No ha sido 2016 el año más intenso a la hora de producir humo sobre el tema, pero no han faltado, como siempre, los fabricantes de leyendas en serie, dispuestos a mantener vivos los supuestos enigmas y a deleitarnos con el revival de toda la escenografía. Debemos estar preparados para 2031, desde luego; si sobrevive, El país preparará un dossier gigantesco, que titulará “Tentaciones”, o algo así. Con Juan Cruz al frente, seguro.
Javier Cercas, Jordi Évole y tantos otros han mantenido viva la rentabilidad de la gran epopeya de la España constitucional, sobre todo para un determinado público que se siente de izquierdas y que necesita de vez en cuando combustible moral y rápidas lecciones de repaso de pedagogía política. El revisionismo histórico, en España, es un buen negocio que ayuda a ocultar los muchos tapujos del presente y a tranquilizar las conciencias. Pero en este punto creo que estoy más cerca de las nuevas generaciones –podemitas o no- a los que el aplanamiento sincrónico en el que viven les hace pensar que el mundo anterior a Internet es sólo virtual. En mi caso, yo sí escuchaba la radio cuando entró Tejero, y aún conservo el mismo aparato de radio, heredado de mi abuelo. Pero no tengo nada más que añadir. No le veo más interés narrativo al asunto, después de tanto manoseo y tanta parábola.
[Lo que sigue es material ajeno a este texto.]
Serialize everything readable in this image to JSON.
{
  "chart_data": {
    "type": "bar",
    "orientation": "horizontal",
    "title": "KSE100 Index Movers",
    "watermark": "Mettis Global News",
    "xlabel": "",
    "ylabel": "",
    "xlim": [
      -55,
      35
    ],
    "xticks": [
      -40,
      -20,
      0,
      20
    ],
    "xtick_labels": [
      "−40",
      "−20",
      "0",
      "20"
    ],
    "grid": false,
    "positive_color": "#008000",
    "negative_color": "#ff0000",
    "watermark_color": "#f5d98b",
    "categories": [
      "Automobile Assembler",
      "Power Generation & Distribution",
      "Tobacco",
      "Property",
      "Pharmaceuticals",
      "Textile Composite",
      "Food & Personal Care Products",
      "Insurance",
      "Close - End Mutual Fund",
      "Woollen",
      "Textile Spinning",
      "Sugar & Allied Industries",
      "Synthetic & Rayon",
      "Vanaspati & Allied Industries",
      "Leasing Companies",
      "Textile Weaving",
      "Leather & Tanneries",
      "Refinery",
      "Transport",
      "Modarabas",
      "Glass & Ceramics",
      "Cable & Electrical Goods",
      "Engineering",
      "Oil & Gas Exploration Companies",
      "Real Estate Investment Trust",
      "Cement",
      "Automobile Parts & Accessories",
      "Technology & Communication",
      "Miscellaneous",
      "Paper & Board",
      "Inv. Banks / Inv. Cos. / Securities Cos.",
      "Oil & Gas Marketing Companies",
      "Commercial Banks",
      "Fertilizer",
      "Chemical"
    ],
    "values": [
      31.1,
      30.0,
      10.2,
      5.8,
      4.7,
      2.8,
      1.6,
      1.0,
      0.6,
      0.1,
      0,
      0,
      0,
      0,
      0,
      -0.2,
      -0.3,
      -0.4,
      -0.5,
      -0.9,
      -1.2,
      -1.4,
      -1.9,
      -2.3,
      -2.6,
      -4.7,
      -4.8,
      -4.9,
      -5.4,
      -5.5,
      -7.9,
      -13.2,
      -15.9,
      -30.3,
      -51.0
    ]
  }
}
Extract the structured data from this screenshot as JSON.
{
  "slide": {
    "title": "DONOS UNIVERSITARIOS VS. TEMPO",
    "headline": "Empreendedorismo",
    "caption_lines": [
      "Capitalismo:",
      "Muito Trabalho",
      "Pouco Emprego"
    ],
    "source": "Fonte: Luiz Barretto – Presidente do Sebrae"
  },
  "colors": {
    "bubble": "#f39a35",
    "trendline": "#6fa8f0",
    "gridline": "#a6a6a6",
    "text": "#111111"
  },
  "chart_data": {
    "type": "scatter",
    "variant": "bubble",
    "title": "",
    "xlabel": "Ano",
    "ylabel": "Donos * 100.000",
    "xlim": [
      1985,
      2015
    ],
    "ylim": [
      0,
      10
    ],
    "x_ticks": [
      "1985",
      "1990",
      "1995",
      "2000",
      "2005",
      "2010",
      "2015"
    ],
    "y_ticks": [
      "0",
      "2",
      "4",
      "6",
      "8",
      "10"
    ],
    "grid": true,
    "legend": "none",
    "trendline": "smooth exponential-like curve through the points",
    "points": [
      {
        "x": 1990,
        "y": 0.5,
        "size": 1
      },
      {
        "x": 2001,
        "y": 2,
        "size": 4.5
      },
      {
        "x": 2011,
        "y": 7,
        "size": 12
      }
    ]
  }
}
¿Por qué ha seducido y seduce tanto el relato del 23-F? ¿Por su complejidad política, por su ambigüedad multiforme, por su diseño mitológico? ¿Por su trascendencia y su abismo, acaso? No. El 23-F gusta tanto porque termina bien, y es un catecismo perfecto para Cuéntame cómo pasó; terminó sin un solo muerto, y con una feliz democracia acompañada de movida y reconversión industrial. Tan simple como eso. No es nuestro Tlatelolco, ni siquiera nuestro asesinato de Kennedy. Tiene algo de Eva Perón, en todo caso: la afectación que ha generado, por ejemplo.
Es un relato tan absolutamente inofensivo que ya a nadie molesta. Hace mucho que es inofensivo, de hecho; y, como ombligo patriótico, es perfecto para la conciencia política española, tan tibia y autocomplaciente desde ese año hasta hoy. El verdadero relato (la verdadera novela) que está pendiente es otro: se llama terrorismo de ETA, y a ver quién se atreve.